La procedura d’infrazione? Non c’entra

Ad una prima analisi sarebbe lecito ritenere che la discesa dello spread fra Btp e Bnd sia da imputare alla decisione Ue di non avviare la procedura d’infrazione contro l’Italia per debito eccessivo. Una scelta presa ieri dalla Commissione dopo l’assestamento di bilancio varato dal governo.

Se così fosse, tuttavia, servirebbe una controprova. Avremmo infatti dovuto osservare, quando l’annuncio dell’inizio della procedura è stato fatto all’inizio dello scorso mese, un sensibile aumento del differenziale di rendimento. La logica di mercato dovrebbe essere questa: l’Europa ci mette sotto la lente, scontiamo un potenziale squilibrio nei conti pubblici, per cui il mercato “prezza” con l’incremento dello spread la nostra conseguente minore affidabilità. Ebbene, le cose non sono andate proprio così. Nei primi giorni di giugno lo spread ha sonnecchiato, anzi: è in costante discesa da fine maggio.
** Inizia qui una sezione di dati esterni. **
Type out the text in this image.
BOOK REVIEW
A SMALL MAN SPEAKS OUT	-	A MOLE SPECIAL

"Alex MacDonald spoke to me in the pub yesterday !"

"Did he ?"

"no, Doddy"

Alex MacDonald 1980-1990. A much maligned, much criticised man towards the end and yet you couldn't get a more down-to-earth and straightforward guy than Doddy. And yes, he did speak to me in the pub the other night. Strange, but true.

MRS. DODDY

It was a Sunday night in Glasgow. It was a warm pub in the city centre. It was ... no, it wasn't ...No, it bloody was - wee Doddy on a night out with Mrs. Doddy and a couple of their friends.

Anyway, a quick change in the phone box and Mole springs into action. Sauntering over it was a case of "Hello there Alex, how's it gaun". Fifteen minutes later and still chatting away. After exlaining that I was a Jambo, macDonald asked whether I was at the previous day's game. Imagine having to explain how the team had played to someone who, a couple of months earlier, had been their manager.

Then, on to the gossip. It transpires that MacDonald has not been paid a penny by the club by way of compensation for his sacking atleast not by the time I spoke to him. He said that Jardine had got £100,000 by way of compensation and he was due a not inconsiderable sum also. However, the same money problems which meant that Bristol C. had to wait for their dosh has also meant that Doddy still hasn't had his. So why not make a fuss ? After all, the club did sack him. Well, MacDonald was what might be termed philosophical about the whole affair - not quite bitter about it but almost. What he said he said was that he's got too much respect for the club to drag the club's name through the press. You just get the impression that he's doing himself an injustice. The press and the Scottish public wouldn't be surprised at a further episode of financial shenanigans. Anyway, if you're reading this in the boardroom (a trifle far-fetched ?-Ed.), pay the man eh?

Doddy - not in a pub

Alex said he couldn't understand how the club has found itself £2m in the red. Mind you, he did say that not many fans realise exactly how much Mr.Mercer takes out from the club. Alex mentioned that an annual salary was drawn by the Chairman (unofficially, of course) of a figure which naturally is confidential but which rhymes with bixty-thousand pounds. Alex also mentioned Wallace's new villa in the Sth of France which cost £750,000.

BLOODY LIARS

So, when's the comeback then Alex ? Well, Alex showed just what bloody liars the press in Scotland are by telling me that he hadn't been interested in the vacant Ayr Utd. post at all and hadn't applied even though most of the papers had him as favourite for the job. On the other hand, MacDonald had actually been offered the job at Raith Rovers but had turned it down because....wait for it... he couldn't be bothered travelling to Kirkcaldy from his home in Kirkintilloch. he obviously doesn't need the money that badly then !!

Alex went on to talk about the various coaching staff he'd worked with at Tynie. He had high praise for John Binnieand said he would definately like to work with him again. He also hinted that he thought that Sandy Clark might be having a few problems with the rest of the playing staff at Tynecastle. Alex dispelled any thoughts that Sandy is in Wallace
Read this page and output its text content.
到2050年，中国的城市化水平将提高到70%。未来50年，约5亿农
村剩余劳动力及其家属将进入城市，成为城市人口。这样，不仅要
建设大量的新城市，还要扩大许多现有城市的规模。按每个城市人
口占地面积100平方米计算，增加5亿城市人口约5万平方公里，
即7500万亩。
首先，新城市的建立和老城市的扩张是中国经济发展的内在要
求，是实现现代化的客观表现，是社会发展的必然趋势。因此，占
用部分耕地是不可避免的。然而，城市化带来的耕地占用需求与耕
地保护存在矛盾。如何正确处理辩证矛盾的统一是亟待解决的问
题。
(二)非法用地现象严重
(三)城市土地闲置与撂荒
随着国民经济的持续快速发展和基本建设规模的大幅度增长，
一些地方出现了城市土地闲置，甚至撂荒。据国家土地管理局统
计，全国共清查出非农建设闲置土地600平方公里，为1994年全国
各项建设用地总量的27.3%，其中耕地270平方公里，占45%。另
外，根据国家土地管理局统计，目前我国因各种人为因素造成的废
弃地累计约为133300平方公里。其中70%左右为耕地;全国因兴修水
Lo spread dipende dalla banca centrale

Occorre dunque guardare da qualche altra parte per capire sulla base di cosa lo spread si è mosso. Magari alla Banca centrale europea, al cui vertice è stata appena nominata Christine Lagarde.

Pur essendo nota alle cronache per la macelleria sociale compiuta in Grecia, è altamente probabile che l’ex capo del Fondo monetario internazionale prosegua nella politica accomodante varata da Mario Draghi e che ha preso corpo con il varo del Quantative Easing. Il quale non verrebbe quindi depotenziato, semmai ricalibrato ma senza alterarne la funzione. Quella, cioè, di garantire liquidità ai mercati finanziari europei e, di fatto, agendo da scudo contro possibili speculazioni a danno dei debiti sovrani.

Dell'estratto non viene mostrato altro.